Ghana, especialista en partidos cerrados
Carlos Queiroz ha convertido a Ghana en un equipo sólido, difícil de romper. Lo demostraron al empatar 0-0 con Inglaterra, una de las selecciones más potentes del torneo. Incluso en la derrota contra Croacia (2-1), el segundo gol llegó tras un despiste a balón parado cuando ya habían rotado piezas clave. Con el once de gala, la 'Estrella Negra' es compacta y sabe sufrir.
Además, la principal amenaza ofensiva de Ghana, Antoine Semenyo, regresa tras un golpe en el tobillo, pero su equipo no es precisamente una máquina de hacer goles. En sus tres partidos de grupo, solo sumaron dos tantos (uno de ellos en el minuto 95 contra Panamá). La creatividad de Kudus, ausente por lesión, se echa de menos.

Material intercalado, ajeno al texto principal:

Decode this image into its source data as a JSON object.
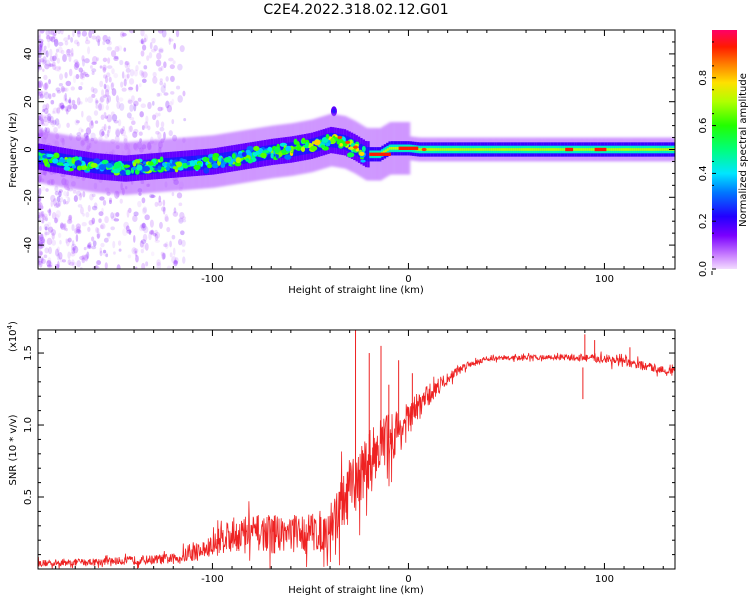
{
  "title": "C2E4.2022.318.02.12.G01",
  "chart_data": [
    {
      "type": "heatmap",
      "name": "spectrogram",
      "xlabel": "Height of straight line (km)",
      "ylabel": "Frequency (Hz)",
      "xlim": [
        -189,
        136
      ],
      "ylim": [
        -50,
        50
      ],
      "xticks": [
        -100,
        0,
        100
      ],
      "xtick_labels": [
        "-100",
        "0",
        "100"
      ],
      "yticks": [
        -40,
        -20,
        0,
        20,
        40
      ],
      "ytick_labels": [
        "-40",
        "-20",
        "0",
        "20",
        "40"
      ],
      "colorbar": {
        "label": "Normalized spectral amplitude",
        "ticks": [
          0.0,
          0.2,
          0.4,
          0.6,
          0.8
        ],
        "tick_labels": [
          "0.0",
          "0.2",
          "0.4",
          "0.6",
          "0.8"
        ],
        "range": [
          0,
          1
        ]
      },
      "signal_track": {
        "height_km": [
          -189,
          -175,
          -160,
          -145,
          -130,
          -115,
          -100,
          -85,
          -70,
          -60,
          -50,
          -40,
          -33,
          -28,
          -22,
          -15,
          -10,
          -5,
          0,
          5,
          10,
          20,
          40,
          60,
          80,
          100,
          120,
          136
        ],
        "frequency_hz": [
          -3,
          -5,
          -7,
          -8,
          -7,
          -6,
          -5,
          -3,
          -1,
          0,
          1.5,
          4,
          3,
          1,
          -2,
          -2,
          0.5,
          0.5,
          0.5,
          0,
          0,
          0,
          0,
          0,
          0,
          0,
          0,
          0
        ]
      }
    },
    {
      "type": "line",
      "name": "snr",
      "xlabel": "Height of straight line (km)",
      "ylabel": "SNR (10 * v/v)",
      "scale_label": "(x10",
      "scale_exp": "4",
      "scale_close": ")",
      "xlim": [
        -189,
        136
      ],
      "ylim": [
        0,
        16600
      ],
      "xticks": [
        -100,
        0,
        100
      ],
      "xtick_labels": [
        "-100",
        "0",
        "100"
      ],
      "yticks": [
        5000,
        10000,
        15000
      ],
      "ytick_labels": [
        "0.5",
        "1.0",
        "1.5"
      ],
      "color": "#ee2222",
      "series": {
        "height_km": [
          -189,
          -160,
          -120,
          -100,
          -95,
          -80,
          -60,
          -45,
          -40,
          -35,
          -30,
          -25,
          -20,
          -15,
          -10,
          -5,
          0,
          5,
          10,
          15,
          20,
          25,
          30,
          40,
          60,
          80,
          100,
          120,
          136
        ],
        "snr_mean": [
          400,
          500,
          700,
          1500,
          2300,
          2500,
          2500,
          2600,
          3000,
          4200,
          5200,
          6400,
          7600,
          8600,
          9100,
          9600,
          10300,
          11300,
          12000,
          12700,
          13200,
          13800,
          14200,
          14600,
          14700,
          14700,
          14600,
          14100,
          13700
        ],
        "noise_amp": [
          300,
          300,
          450,
          1000,
          1500,
          1600,
          1600,
          1800,
          2200,
          2500,
          2600,
          2600,
          2600,
          2400,
          2200,
          2000,
          1600,
          1300,
          1000,
          800,
          500,
          400,
          300,
          200,
          200,
          250,
          400,
          400,
          300
        ],
        "spikes": [
          {
            "x": -27,
            "y": 16600
          },
          {
            "x": -20,
            "y": 15000
          },
          {
            "x": -14,
            "y": 15500
          },
          {
            "x": -10,
            "y": 12800
          },
          {
            "x": -5,
            "y": 14500
          },
          {
            "x": 2,
            "y": 13600
          },
          {
            "x": 90,
            "y": 16300
          },
          {
            "x": 95,
            "y": 15900
          },
          {
            "x": 113,
            "y": 15400
          }
        ]
      }
    }
  ]
}
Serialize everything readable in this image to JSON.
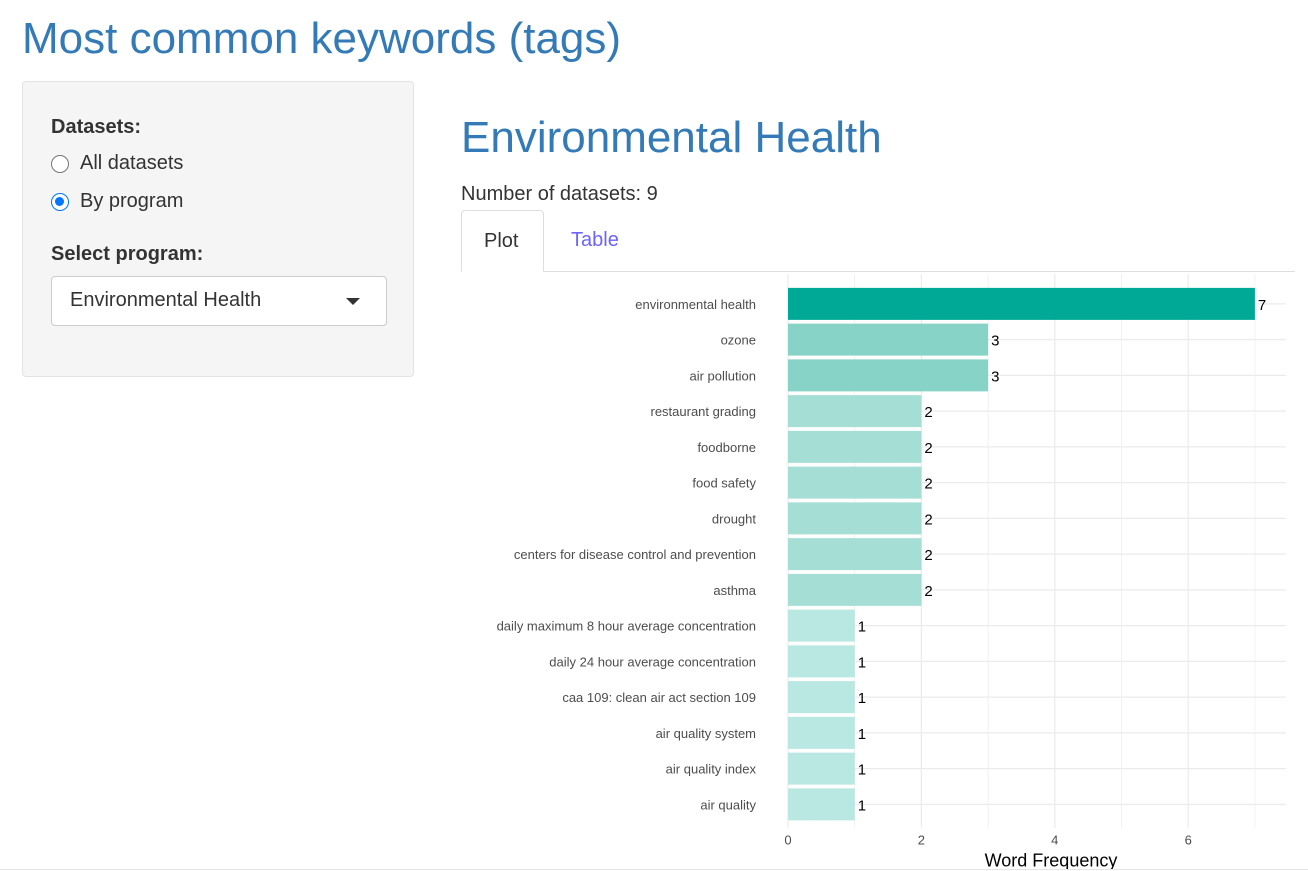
{
  "page": {
    "title": "Most common keywords (tags)"
  },
  "sidebar": {
    "datasets_label": "Datasets:",
    "radio_options": [
      {
        "label": "All datasets",
        "checked": false
      },
      {
        "label": "By program",
        "checked": true
      }
    ],
    "select_label": "Select program:",
    "select_value": "Environmental Health"
  },
  "main": {
    "program_title": "Environmental Health",
    "dataset_count": "Number of datasets: 9",
    "tabs": [
      {
        "label": "Plot",
        "active": true
      },
      {
        "label": "Table",
        "active": false
      }
    ]
  },
  "chart_data": {
    "type": "bar",
    "orientation": "horizontal",
    "categories": [
      "environmental health",
      "ozone",
      "air pollution",
      "restaurant grading",
      "foodborne",
      "food safety",
      "drought",
      "centers for disease control and prevention",
      "asthma",
      "daily maximum 8 hour average concentration",
      "daily 24 hour average concentration",
      "caa 109: clean air act section 109",
      "air quality system",
      "air quality index",
      "air quality"
    ],
    "values": [
      7,
      3,
      3,
      2,
      2,
      2,
      2,
      2,
      2,
      1,
      1,
      1,
      1,
      1,
      1
    ],
    "xlabel": "Word Frequency",
    "ylabel": "",
    "xlim": [
      0,
      7.45
    ],
    "xticks": [
      0,
      2,
      4,
      6
    ],
    "grid": true,
    "data_labels": true,
    "colors": {
      "7": "#00a896",
      "3": "#88d3c7",
      "2": "#a4ded5",
      "1": "#b9e7e1"
    },
    "grid_color": "#ebebeb"
  }
}
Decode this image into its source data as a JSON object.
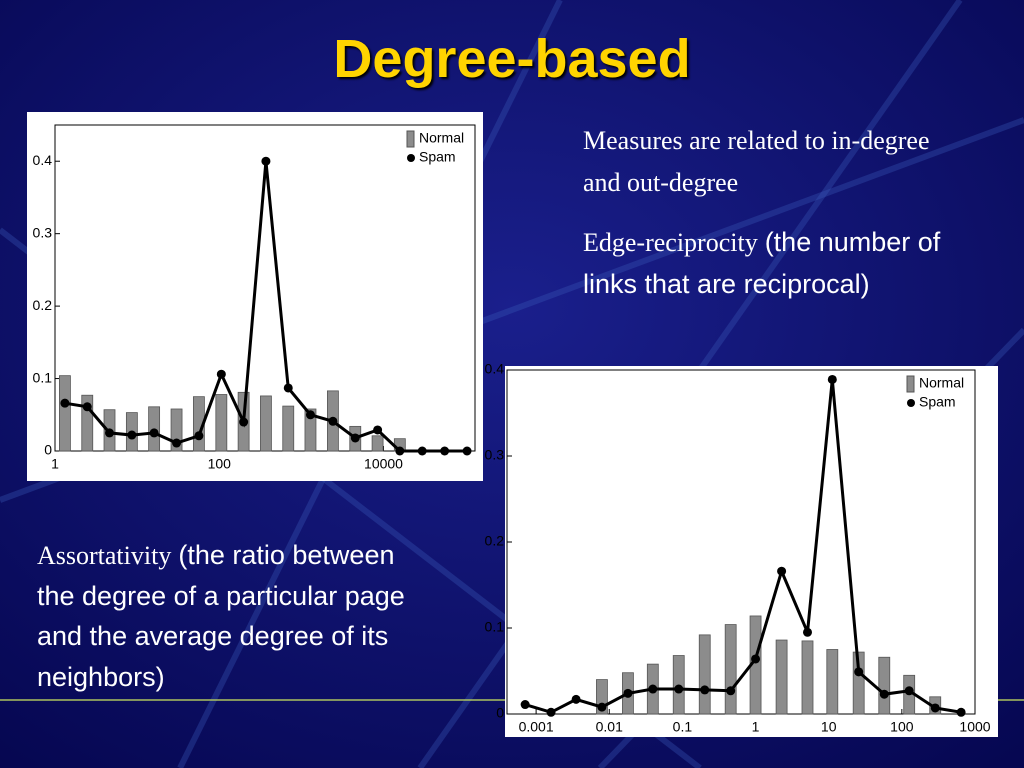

El factor externo que inclina aún más la balanza hacia un partido de pocos goles es el calor extremo en Kansas City. La ciudad está bajo una advertencia de calor peligroso; la humedad y las altas temperaturas castigarán el ritmo de juego. En un partido de eliminación directa, la precaución se multiplica, y las fuerzas para transiciones rápidas se reducen.
Colombia controlará la posesión, pero su falta de pegada arriba y la disciplina defensiva de Ghana apuntan a un partido trabado, con pocas ocasiones claras. El mercado ha sobrevalorado la posibilidad de ver muchos goles; la realidad del campo, el contexto y las características de ambos equipos sugieren un encuentro por debajo de los 2,5 tantos.
Apuesta y veredicto: Menos de 2,5 goles a cuota 1.815 — por la cautela de un cruce eliminatorio, el calor intenso y las limitaciones ofensivas de ambos conjuntos.